Portwein - Der Wein des Dourotals

Am Douro, dem „Portweinäquator“ Portugals, dreht sich (fast) alles um Wein. Er wurde schon von den Römern eingeführt und ab dem 12. Jahrhundert von Mönchen weiter verbreitet. Im Klima mit kalten Wintern und warmen, trockenen Sommern gedeiht er prächtig, weshalb die Bewohner im Lauf der Jahrhunderte an den Steilhängen des Douro himmelwärts strebende Rebterrassen anlegten. Die Weinfässer wurden auf schlanken, wendigen Segelschiffen (Barcos Rabelos) den wilden Fluss abwärts nach Porto transportiert - eine ähnliche Strecke wie bei heutigen Douro Kreuzfahrten von nicko cruises. Veredelung und Reifung erfolgt dann bis heute in Portos Schwesterstadt Vila Nova de Gaia am anderen Ufer des Douro.
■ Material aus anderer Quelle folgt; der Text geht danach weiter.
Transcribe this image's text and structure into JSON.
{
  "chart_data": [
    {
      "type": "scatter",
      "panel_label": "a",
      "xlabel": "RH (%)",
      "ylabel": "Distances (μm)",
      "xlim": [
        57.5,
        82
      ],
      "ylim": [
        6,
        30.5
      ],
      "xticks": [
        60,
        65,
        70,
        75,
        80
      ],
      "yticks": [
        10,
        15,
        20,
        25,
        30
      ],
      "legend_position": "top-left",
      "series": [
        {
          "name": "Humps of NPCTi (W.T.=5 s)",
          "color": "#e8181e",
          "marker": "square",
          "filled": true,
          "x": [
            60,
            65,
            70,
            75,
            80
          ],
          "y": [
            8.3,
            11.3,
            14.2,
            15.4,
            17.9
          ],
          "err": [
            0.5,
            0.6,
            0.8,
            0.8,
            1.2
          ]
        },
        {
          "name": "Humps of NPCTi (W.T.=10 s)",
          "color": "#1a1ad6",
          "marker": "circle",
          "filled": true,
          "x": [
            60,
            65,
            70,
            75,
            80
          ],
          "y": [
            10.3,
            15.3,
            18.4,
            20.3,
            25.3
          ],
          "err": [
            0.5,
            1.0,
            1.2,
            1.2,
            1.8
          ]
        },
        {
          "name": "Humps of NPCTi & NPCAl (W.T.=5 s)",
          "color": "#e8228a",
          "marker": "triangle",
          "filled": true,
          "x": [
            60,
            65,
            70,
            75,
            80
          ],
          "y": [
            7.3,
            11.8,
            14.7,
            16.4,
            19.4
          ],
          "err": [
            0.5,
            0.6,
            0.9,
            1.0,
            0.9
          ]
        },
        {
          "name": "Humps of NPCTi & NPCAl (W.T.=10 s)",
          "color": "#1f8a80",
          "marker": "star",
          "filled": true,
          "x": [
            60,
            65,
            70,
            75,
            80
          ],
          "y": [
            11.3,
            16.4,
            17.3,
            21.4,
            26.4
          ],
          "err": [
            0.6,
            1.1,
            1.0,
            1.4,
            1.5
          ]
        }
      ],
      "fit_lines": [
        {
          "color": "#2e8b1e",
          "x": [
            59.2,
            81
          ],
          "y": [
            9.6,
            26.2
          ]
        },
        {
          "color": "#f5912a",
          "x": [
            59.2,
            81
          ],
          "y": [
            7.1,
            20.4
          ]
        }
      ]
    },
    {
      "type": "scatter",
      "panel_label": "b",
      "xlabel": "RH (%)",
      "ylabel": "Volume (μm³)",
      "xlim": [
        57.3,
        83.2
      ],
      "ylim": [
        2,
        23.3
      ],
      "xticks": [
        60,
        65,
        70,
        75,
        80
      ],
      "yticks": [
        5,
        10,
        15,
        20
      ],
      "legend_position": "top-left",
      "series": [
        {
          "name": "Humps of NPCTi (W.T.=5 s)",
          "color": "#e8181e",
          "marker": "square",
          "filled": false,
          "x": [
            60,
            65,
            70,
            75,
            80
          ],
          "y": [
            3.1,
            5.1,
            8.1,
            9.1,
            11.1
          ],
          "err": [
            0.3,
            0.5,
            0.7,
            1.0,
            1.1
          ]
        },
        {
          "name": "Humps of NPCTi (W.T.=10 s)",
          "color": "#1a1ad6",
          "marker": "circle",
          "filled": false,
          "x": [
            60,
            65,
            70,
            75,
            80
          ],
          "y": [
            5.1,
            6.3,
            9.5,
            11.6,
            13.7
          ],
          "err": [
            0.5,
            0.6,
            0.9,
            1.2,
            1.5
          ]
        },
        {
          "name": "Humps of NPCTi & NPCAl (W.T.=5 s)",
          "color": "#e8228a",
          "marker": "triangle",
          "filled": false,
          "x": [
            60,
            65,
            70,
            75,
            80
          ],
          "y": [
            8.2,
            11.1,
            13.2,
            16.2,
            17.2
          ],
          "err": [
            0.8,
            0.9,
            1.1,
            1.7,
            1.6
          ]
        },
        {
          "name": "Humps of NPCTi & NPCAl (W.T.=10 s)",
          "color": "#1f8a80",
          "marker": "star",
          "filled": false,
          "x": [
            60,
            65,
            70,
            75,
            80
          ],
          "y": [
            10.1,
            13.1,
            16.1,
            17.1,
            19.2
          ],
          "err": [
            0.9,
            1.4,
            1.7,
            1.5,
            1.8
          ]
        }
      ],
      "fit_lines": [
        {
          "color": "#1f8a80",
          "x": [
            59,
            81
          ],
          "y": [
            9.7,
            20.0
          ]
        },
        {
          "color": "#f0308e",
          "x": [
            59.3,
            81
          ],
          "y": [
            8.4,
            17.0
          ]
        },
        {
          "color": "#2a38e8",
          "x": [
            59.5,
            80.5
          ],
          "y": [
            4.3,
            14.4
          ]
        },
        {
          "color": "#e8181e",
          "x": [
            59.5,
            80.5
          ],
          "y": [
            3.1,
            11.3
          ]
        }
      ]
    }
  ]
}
Als im 17. Jahrhundert England, das bisher seinen Wein aus Frankreich und Spanien bezogen hatte, diesen Ländern nicht mehr „grün“ war, wollten die Portugiesen mit den Engländern ins Geschäft kommen. Doch auf der langen Seereise verdarb der Wein häufig. Pfiffige Händler fanden heraus, dass man die Gärung des Weins mit etwas zugesetztem Branntwein stoppen konnte. Dadurch wurde „Wein aus Porto“, zu einem haltbaren, wunderbar süßen Luxusgut mit einem eigenen, etwas stärkeren Aroma und erhöhtem Alkoholgehalt. Der britische Adel war entzückt und verlangte nach mehr.

Genießen Sie edlen Portwein bei einer Flusskreuzfahrt auf dem Douro

Die sprunghaft gestiegene Nachfrage nach dem Vinho do Porto wirkte sich jedoch schnell negativ auf die Qualität aus. Um die Qualität und die Authentizität der Douro-Weine zu schützen, gründete der weitsichtige Weinliebhaber Premierminister Marquês de Pombal 1756 die „landwirtschaftliche Vereinigung der Weingüter des Dourotals“ und damit das erste abgegrenzte Weinanbaugebiet der Welt. Es ist zwar 250.000 Hektar groß, doch werden nur auf etwa 45.000 Hektar Reben angepflanzt. Zwei Gebirgszüge schützen die Landschaft vor den Stürmen des Atlantiks.

Über 80 Rebsorten sind heutzutage in der Region Douro zu finden. Rund die Hälfte davon ist für die Herstellung von Portwein zugelassen. So wird er zum Beispiel aus den blauen Traubensorten Tinta Roriz, Touriga Nacional, Tinta Barroca, Tinto Cão Touriga Francesca, Tinto Carro oder der hellen Rabigato hergestellt. Der mindestens drei Jahre gereifte Portwein darf nur in den Hallen und Kellern der Stadt Vila Nova de Gaia gelagert werden, wo er in Eichenholzfässern reift.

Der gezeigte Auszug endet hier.